Sahadaki uluslararası oyunculara ve Suriye meselesini nasıl ele aldıklarına bakarsanız, en büyük farkın ne istediğini bilen ve başından beri belirledikleri stratejileri izleyen ülkeler arasında olduğunu görürsünüz. Rusya ve İran’ın politikalarında başarılı olmalarının nedeni de bu. Neden orada olduklarını tam olarak biliyorlar ve hedeflerine ulaşmak için her şeyi yapabilirler. Diğer tarafta ise ABD ve Avrupa gibi ne istediğini tam olarak bilmeyen ve hiçbir stratejisi olmayan güçler var. Batı 2011’deki Arap devrimleri konusunda hevesliydi: Mısır’da Mübarek istifa etmişti, Tunus’ta Bin Ali devrilmişti. Bu yüzden de Avrupalılar bir hayale kapılmışlardı, Esad rejiminin birkaç ay içinde devrileceğine inanıyorlardı. Bir strateji geliştirmeksizin beklemeyi tercih ettiler. Faaliyetleri hep gönülsüz oldu. Sahadaki Suriyeliler yıllardır hava bombardımanlarından korunmayı talep ediyorlardı, ancak ABD ve Avrupa Suriye’nin kuzey ve güneyinde uçuşa yasak bölge veya koruma bölgesi uygulamayı reddetti.

Sonra Suriye’de İslâm Devleti güçlenip, Avrupa’da, örneğin Kasım 2015’te Paris’te, saldırılar gerçekleştirdiğinde, hemen gidip Suriye’de IŞİD’in kontrolü altındaki şehirlere saldırmaya karar verdiler. Peki bu bize nasıl bir mesaj veriyor? Avrupa sivilleri korumak için Güvenlik Konseyi kararı alınmasında ısrar ediyor, ama terörle mücadele söz konusu olduğunda BM yetkisi olmadan gidip şehirleri bombalayabiliyor.
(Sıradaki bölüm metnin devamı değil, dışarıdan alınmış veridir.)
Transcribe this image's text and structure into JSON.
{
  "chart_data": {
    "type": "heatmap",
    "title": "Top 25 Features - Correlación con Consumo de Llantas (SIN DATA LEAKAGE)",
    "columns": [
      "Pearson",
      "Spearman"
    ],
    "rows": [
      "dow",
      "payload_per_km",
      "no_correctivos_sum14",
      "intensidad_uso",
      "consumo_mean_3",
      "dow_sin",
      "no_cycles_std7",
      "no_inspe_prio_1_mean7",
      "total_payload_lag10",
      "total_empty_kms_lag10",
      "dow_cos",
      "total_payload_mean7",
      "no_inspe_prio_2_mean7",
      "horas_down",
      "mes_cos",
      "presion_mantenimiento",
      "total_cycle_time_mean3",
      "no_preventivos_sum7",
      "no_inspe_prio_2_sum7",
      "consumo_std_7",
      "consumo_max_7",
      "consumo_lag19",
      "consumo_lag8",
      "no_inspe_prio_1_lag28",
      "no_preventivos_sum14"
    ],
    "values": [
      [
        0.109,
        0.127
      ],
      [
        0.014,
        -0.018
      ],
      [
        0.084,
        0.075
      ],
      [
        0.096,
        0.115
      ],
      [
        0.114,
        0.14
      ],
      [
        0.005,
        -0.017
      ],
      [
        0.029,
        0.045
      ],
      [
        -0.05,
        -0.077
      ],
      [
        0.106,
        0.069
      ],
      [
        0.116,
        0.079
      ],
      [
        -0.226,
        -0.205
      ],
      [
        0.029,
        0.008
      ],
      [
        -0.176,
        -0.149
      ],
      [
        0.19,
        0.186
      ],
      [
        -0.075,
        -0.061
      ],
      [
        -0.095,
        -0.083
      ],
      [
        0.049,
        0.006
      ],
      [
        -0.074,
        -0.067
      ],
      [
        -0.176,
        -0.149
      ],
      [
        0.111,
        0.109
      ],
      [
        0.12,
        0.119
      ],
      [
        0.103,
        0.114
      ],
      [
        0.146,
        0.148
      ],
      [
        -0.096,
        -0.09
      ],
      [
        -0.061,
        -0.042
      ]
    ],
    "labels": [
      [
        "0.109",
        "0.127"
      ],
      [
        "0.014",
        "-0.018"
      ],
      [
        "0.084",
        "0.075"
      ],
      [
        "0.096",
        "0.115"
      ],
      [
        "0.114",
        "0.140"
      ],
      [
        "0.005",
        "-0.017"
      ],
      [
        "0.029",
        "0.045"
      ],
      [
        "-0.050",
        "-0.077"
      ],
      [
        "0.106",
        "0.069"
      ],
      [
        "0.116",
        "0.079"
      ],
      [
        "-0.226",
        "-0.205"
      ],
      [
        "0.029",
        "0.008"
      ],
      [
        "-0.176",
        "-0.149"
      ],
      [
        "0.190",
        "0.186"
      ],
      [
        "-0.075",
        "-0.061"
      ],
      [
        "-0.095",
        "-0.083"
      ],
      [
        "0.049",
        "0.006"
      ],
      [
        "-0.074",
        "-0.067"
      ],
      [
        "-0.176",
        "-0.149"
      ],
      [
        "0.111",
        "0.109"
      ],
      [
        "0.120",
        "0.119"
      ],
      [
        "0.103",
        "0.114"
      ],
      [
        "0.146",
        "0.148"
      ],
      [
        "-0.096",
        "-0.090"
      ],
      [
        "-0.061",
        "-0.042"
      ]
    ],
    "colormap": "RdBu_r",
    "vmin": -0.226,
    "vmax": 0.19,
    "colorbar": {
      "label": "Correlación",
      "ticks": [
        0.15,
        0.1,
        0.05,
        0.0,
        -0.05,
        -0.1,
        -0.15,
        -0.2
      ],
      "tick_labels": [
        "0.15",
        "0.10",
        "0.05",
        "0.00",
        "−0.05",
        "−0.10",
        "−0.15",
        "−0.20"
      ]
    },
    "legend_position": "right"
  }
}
Suriyeliler için bu su katılmamış bir ikiyüzlülük. Avrupalılar için bunun bedeli güvenilirliklerini kaybetmek oldu. Hepsinden önemlisi sivil toplum kendini terk edilmiş hissetti.

Rojava 2020

Türkiye’de, özellikle de toplumun seküler kesimlerinde, Suriyeli diaspora örgütlerinin cihatçı olmasa bile İslâmcı olduğuna dair güçlü bir inanç var. Bu doğru mu?

Türkiye’deki Suriye toplumu konusunda uzman değilim. Suriye’den kaçan ve Türkiye’de yaşayan Suriyelilerin çoğunluğu muhafazakâr Sünni Müslümanlar, ama radikal değiller. Suriye’deki İslâm muhafazakâr bir İslâmdı. Siyasallaşmamıştı, çünkü hükümet 1980’lerde Müslüman Kardeşler’i ortadan kaldırmıştı. Yani Suriyelilerinki Türkiye’deki muhafazakâr Sünni Müslümanlarınkinden çok da farklı olmayan geleneksel bir İslâm’dı.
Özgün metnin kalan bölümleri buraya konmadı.